Sul finire degli anni sessanta, l’editore Sergio Bonelli inizia a mettere in cantiere collane e serie che da una parte coinvolgono i migliori artisti italiani, dall’altra allargano e diversificano l’offerta dei generi. Via via pubblica la “Storia del West”, “I Protagonisti”, “Mister No” (altro suo personaggio: un aviatore che un po’ gli assomiglia e che vive nello scenario della foresta brasiliana), “Ken Parker” e l’elegante collana cartonata “Un Uomo un’Avventura” in cui egli seppe coinvolgere tutti i Maestri dei comics italiani: da Hugo Pratt, a Dino Battaglia, da Sergio Toppi a Gino D’Antonio, da Milo Manara a Guido Crepax, solo per citarne alcuni. Negli anni ottanta, la casa editrice che fino ad allora pubblicava una manciata di testate, diventa un fenomeno a cui tutto il mondo del fumetto guarda con stupore e ammirazione, imponendo un modello editoriale e grafico che assumerà il nome di “formato Bonelli”.
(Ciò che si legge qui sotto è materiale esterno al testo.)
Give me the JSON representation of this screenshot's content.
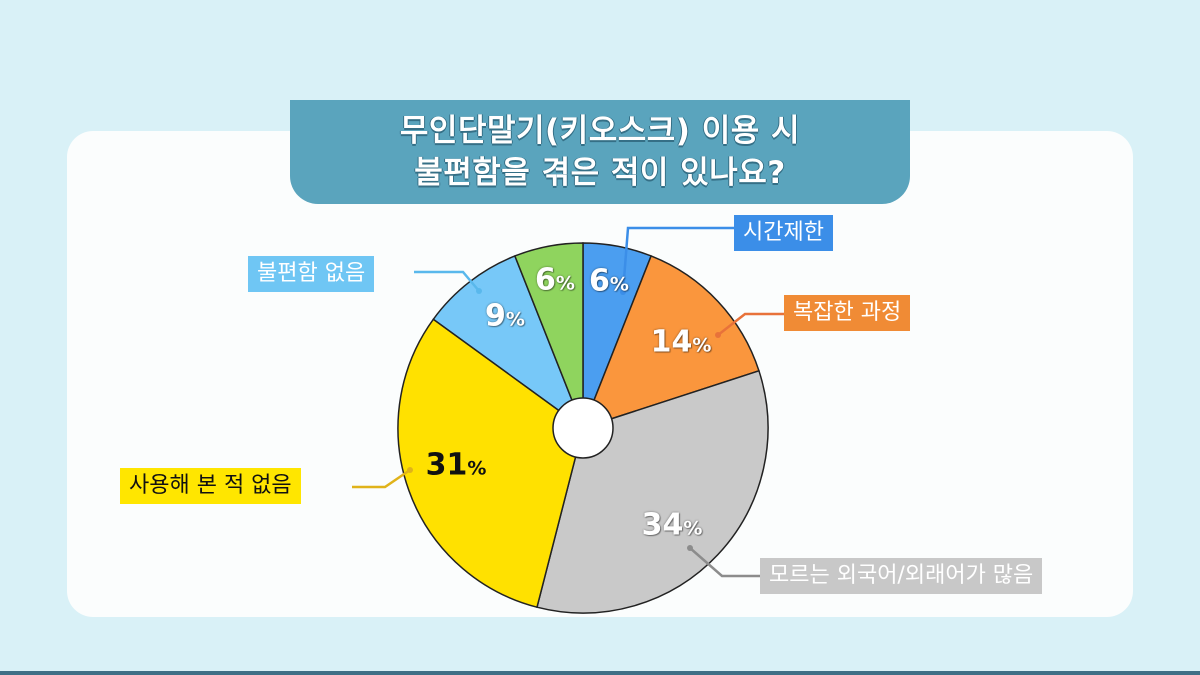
{
  "title": {
    "line1": "무인단말기(키오스크) 이용 시",
    "line2": "불편함을 겪은 적이 있나요?"
  },
  "chart_data": {
    "type": "pie",
    "title": "무인단말기(키오스크) 이용 시 불편함을 겪은 적이 있나요?",
    "slices": [
      {
        "label": "시간제한",
        "value": 6,
        "pct_text": "6",
        "color": "#4b9ef0"
      },
      {
        "label": "복잡한 과정",
        "value": 14,
        "pct_text": "14",
        "color": "#fa963d"
      },
      {
        "label": "모르는 외국어/외래어가 많음",
        "value": 34,
        "pct_text": "34",
        "color": "#c9c9c9"
      },
      {
        "label": "사용해 본 적 없음",
        "value": 31,
        "pct_text": "31",
        "color": "#ffe100"
      },
      {
        "label": "불편함 없음",
        "value": 9,
        "pct_text": "9",
        "color": "#77c8f8"
      },
      {
        "label": "",
        "value": 6,
        "pct_text": "6",
        "color": "#8fd45e"
      }
    ],
    "percent_symbol": "%",
    "start_angle_deg": 0,
    "direction": "clockwise"
  }
}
Bonelli edita “Martin Mystère”, le riviste d’avanguardia “Orient Express” e “Pilot”, raggiunge tirature di centinaia di migliaia di copie col fenomeno “Dylan Dog”, e di seguito “Nick Raider” (poliziesco che vede Guido Nolitta come autore dei testi), “Nathan Never” “Magico Vento” “Napoleone” “Julia”, fino ai recenti “Jan Dix”,“Caravan” “Volto Nascosto” con i quali il marchio Sergio Bonelli Editore ormai monopolizza ogni spazio espositivo delle edicole.
Egli era il Fumetto Italiano. Significava, nel nostro paese e non solo, illuminata professionalità, alta qualità dei prodotti, sia dal punto di vista grafico che da quello narrativo, rispetto nei confronti dei collaboratori, attenzione e vicinanza ai desideri dei lettori. “La Casa Editrice – spiegò nell’intervista precedentemente citata – non si è mai imbarcata in operazioni “mordi e fuggi”, messe in cantiere in quattro e quattr’otto, pur di sfruttare le mode del momento, ma ha sempre cercato di dare vita a collane solide e ben ponderate, che garantissero stabilità e quindi lavoro”.
Per assaporare le atmosfere in cui vivevano i propri personaggi amava i viaggi avventurosi che lo portarono nel “selvaggio west”, sui fiumi dell’Amazzonia, fra gli scenari del Polo Nord e del Sahara, ovunque ancora aleggino, liberi e selvaggi, i miti della fantasia e del sogno.
Gli appassionati veneti del fumetto ebbero molte volte l’occasione di incontrarlo e di apprezzarne disponibilità a parlare di fumetti e dei suoi “eroi”. Nel 1997 la prima edizione di Padova Fumetto gli venne completamente dedicata, con una mostra intitolata “Bonelliana” che occupò i luoghi più prestigiosi della città; a Treviso Comics era intervenuto molte volte. Nel 2003, alla penultima edizione, anche sperando di evitarne la chiusura, aveva contribuito con una mostra sull’opera di Gian Luigi Bonelli. Oggi, tutti coloro che in Italia leggono, scrivono, disegnano fumetti, si sentono un po’ orfani.